Why You Sometimes Can’t Stop Eating Insights Mar 2007
Have you ever found yourself at the bottom of a bag of cookies, or finishing food, and realized you’ve eaten the whole thing? Sometimes you can’t remember eating it. Sometimes you remember going for the food, but with a detachment in your memory that makes it feel disconnected from your thoughts.
Sometimes you make up your mind not to eat something, and then go right ahead and eat it anyway. Even as you are eating, your mind is chastising you, berating you, and probably abusing you for what you are doing. Yet on you go, eating it anyway.
And then you feel miserable. You are painfully aware that you are somehow out of control. It doesn’t make any sense, but your body just doesn’t listen to your decisions. Not about food, that’s for sure.
I hope it will be a great relief to discover that this is perfectly reasonable, and that you can learn how to change it. To learn how to change this situation, you’ll have to learn about your limbic brain and why it will usurp control of your behavior.
The good news is that you aren’t crazy. A decision will not influence your limbic brain. Frankly, it has control of your body, so your decisions aren’t going to tell it what to do. In order to communicate with it, you’ll have to learn to talk to it through specific kinds of meditation and processes that it understands. I have written about many of those processes in this column, and you can find previous articles on my website.
I want to explain why your limbic brain usurps your behavior.

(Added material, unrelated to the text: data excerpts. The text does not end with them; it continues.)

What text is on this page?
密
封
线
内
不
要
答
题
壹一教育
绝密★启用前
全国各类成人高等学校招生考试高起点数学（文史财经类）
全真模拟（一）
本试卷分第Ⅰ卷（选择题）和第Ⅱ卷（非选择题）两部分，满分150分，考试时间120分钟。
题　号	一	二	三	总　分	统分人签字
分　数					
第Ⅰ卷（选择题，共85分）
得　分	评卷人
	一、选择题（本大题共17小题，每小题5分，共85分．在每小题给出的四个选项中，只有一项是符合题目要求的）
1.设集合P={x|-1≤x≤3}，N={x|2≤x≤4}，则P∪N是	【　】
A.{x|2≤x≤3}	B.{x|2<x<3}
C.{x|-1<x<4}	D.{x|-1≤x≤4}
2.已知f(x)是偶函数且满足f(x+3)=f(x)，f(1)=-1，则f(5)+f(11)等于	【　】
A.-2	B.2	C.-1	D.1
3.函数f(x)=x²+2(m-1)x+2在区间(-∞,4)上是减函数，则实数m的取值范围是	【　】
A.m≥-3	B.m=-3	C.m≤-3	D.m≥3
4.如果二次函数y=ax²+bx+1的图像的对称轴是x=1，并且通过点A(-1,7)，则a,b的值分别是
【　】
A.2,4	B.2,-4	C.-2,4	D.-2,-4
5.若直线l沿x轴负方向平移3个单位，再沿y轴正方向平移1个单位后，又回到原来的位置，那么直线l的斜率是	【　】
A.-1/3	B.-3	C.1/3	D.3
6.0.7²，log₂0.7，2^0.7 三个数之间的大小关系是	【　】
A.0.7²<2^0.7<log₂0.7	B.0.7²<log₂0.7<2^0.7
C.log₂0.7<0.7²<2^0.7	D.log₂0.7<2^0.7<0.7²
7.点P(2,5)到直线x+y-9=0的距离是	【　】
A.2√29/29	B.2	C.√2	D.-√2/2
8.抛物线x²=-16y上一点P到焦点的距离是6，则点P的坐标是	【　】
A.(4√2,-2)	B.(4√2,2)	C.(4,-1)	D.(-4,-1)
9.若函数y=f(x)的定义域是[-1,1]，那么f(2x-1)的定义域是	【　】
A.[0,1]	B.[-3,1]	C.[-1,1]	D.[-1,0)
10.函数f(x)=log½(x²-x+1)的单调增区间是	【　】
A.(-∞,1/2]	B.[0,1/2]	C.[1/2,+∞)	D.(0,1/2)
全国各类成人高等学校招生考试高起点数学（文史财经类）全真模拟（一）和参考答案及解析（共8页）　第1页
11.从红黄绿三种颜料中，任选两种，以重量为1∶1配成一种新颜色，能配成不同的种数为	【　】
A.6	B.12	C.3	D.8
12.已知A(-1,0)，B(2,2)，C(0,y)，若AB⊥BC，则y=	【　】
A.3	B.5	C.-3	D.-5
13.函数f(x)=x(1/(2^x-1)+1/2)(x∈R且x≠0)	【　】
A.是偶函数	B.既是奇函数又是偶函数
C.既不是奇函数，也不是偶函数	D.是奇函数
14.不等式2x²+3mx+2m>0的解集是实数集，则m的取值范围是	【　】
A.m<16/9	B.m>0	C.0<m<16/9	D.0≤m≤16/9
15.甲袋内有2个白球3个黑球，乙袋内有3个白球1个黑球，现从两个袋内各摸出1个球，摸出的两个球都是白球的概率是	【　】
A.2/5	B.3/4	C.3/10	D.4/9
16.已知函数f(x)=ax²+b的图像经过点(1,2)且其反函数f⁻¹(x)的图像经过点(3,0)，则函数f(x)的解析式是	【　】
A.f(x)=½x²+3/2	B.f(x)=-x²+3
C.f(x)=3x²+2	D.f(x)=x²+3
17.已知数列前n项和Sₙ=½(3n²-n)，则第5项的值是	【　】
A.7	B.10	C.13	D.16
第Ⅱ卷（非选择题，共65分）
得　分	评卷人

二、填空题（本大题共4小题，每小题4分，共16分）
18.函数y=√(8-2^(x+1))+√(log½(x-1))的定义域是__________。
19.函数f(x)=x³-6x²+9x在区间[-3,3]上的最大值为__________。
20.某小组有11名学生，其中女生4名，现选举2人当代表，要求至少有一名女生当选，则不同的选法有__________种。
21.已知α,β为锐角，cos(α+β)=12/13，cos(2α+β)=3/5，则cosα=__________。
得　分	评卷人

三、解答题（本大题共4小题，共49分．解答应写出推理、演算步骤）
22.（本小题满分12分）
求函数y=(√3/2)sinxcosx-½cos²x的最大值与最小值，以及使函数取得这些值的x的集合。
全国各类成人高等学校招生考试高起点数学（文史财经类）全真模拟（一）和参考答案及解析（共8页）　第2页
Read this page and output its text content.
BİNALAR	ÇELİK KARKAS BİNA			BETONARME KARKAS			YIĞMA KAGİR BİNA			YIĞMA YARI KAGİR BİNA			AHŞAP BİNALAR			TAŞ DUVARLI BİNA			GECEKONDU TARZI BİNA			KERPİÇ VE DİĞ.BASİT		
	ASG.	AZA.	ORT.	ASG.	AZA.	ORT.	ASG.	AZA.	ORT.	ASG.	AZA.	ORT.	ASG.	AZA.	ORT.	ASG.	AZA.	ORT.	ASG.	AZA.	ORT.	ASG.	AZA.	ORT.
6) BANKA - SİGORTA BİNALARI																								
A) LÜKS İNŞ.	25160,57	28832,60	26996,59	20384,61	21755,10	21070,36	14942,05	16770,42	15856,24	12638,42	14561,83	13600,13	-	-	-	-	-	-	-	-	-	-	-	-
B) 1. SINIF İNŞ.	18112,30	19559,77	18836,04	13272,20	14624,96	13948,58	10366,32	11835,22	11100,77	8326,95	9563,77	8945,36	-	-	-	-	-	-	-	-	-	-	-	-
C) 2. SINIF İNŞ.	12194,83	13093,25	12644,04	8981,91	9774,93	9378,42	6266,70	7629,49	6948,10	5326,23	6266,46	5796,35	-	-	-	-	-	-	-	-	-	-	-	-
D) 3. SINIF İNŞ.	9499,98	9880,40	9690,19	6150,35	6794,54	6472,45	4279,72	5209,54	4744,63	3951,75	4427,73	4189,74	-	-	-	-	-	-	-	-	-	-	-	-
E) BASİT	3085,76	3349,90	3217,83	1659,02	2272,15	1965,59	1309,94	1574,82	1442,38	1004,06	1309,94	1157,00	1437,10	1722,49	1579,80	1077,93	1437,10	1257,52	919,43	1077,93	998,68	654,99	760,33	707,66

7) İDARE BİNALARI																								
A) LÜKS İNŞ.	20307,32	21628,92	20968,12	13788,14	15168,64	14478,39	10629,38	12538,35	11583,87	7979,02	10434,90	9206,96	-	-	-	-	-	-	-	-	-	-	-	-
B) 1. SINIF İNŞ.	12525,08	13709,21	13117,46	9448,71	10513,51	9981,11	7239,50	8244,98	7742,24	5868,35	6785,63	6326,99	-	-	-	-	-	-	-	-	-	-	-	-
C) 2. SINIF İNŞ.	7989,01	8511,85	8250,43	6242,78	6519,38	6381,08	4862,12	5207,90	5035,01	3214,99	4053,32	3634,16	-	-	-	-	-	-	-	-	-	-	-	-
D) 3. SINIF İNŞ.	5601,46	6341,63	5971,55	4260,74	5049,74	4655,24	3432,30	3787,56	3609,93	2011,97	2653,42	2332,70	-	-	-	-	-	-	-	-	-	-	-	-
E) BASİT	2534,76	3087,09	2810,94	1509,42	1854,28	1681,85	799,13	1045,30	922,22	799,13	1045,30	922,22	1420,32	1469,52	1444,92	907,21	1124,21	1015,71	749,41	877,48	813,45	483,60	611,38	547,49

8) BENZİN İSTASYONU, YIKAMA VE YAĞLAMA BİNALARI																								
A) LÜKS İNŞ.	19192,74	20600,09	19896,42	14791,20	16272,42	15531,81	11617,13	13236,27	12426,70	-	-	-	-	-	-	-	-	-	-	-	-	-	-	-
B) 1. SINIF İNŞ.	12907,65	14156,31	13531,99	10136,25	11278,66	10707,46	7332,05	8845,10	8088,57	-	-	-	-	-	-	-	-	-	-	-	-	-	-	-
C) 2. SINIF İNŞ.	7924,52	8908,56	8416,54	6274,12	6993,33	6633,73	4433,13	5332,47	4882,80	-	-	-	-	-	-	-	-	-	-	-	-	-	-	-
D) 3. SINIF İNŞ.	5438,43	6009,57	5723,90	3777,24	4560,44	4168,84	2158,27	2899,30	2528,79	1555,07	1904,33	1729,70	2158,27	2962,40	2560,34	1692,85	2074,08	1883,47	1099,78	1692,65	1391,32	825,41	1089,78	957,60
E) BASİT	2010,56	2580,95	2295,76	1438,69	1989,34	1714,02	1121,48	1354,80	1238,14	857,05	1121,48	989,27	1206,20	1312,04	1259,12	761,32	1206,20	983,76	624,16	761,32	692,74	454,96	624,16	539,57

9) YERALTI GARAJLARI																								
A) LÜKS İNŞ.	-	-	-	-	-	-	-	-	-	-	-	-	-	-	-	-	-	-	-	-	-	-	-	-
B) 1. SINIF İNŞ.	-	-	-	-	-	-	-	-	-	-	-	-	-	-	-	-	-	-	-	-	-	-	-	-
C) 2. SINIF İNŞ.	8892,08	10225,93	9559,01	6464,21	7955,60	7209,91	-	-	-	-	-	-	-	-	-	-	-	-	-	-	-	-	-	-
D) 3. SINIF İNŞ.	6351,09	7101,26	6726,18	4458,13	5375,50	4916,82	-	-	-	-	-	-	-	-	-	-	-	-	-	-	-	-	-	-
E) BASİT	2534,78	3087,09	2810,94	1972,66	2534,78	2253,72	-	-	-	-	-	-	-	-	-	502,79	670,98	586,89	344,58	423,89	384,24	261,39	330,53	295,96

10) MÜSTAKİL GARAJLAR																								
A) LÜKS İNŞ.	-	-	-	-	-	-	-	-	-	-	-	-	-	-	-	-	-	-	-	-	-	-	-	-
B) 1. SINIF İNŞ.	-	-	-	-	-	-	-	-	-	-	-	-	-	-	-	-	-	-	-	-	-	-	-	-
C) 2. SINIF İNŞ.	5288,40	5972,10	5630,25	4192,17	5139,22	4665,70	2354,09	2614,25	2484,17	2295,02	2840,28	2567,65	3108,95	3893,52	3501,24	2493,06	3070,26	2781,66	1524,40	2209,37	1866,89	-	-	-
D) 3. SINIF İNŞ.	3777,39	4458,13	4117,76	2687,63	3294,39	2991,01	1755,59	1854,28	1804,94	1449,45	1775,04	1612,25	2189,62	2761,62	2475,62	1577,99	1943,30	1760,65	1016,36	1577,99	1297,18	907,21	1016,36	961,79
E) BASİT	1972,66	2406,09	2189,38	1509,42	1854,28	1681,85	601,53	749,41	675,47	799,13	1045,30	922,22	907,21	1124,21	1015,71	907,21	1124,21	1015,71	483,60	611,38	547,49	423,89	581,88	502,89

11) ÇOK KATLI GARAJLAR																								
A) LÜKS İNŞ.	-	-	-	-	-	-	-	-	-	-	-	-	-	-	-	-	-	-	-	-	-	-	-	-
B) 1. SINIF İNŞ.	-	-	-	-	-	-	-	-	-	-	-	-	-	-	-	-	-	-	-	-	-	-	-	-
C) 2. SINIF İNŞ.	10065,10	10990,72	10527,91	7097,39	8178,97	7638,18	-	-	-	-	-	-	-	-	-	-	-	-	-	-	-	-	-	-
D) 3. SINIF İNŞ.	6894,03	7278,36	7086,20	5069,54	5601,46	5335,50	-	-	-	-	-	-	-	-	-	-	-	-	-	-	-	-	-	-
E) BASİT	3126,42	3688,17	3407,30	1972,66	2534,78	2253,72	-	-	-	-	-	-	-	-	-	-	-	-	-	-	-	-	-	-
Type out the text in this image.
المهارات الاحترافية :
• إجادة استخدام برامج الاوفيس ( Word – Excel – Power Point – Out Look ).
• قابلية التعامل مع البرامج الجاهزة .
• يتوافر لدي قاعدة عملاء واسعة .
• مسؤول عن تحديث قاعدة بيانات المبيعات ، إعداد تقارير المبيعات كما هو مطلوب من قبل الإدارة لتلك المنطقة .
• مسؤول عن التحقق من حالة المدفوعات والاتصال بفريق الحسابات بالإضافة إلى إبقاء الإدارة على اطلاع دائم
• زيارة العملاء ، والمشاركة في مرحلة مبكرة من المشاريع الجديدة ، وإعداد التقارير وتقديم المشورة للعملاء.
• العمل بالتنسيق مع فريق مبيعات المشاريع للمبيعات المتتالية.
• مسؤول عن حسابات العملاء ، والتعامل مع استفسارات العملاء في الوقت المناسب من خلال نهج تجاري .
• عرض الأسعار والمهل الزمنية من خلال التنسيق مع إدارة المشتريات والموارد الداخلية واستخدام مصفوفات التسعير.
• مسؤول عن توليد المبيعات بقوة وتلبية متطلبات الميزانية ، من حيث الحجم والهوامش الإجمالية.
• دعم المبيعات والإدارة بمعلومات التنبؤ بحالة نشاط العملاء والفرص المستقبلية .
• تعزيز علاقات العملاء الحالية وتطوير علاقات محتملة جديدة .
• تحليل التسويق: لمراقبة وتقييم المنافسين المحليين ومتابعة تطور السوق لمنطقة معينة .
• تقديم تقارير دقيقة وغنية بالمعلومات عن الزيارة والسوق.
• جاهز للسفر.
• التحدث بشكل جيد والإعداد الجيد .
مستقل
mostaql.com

I will also explain why it will allow you to diet successfully, but just for a while. Then, it will usurp you again so that you’ll stop losing weight even though you’re still dieting. Or, it will boot you ruthlessly off the diet wagon, triggering feelings of failure and despair. This is all part of the function of your subconscious – with understanding and tools, you can change it. You can actually feel in control of your life again. It’s a huge relief.
To understand your limbic brain, you must first understand that it functions with primitive programs that were designed to survive life in the cave. Those programs have not been updated. They do not seem rational to a modern mind.
Here’s an example of the type of program you’re dealing with: eat whenever you can, because food supplies are uncertain. If you have any doubt how powerful such a subconscious program can be, I have one word for you: buffet. How many people eat more than they want or need at a buffet? They probably eat more than they planned to eat, too, because their limbic system is gleefully stocking up for the next time the hunters come back without a buffalo.
Here’s another example of the type of program that copes with cave life: the amount of food you eat determines your status and value in the tribe. To understand this, consider a pride of lions. Female lions go off to hunt. When they return with food, the male lions eat first. That’s because the male lions are the protectors of the pride. The fact is, if the pride is not safe, nothing else counts. Not even bringing home dinner. So, the female hunters eat after the male protectors, and then everybody else gets whatever may be left over.
When I was a child, my mother always chose the largest serving for my dad – that was probably true in your house too. That means that when you diet, your limbic brain will feel threatened because it interprets smaller servings as a degradation of your value. No wonder it feels so miserable to be on a diet. After a while, your limbic brain just won’t take it anymore, and boots you off the diet wagon so it can feel secure.
Isn’t it amazing how such a primitive program can be operating, below our awareness, in modern times? That would be the problem – many of these programs do not suit our lives.
Why are you able to diet successfully for periods of time? No one decides to go on a diet because they’re bored. Either you’re feeling particularly frustrated with your current state, or you’ve got a goal such as a particular outfit or event driving you. The stress that drives you to go on a diet is what creates the acceptance of your limbic system. However, the moment the stresses of the primitive programs are bigger than the stresses that caused you to diet, the diet stops working or it breaks. Then, not only will you regain the weight, you may gain more as compensation for what you’ve lost, in case it’s a long time before the hungers get another buffalo.
Take a moment to realize that this is not your fault. No matter what decisions you make about food, you cannot enforce them continually unless you learn to master your subconscious. Can you forgive yourself for not being able to control something that was never in your control? If you can think about that, you can consider helping yourself learn to master your subconscious and take back your sense of self. You might start to actually believe you deserve it.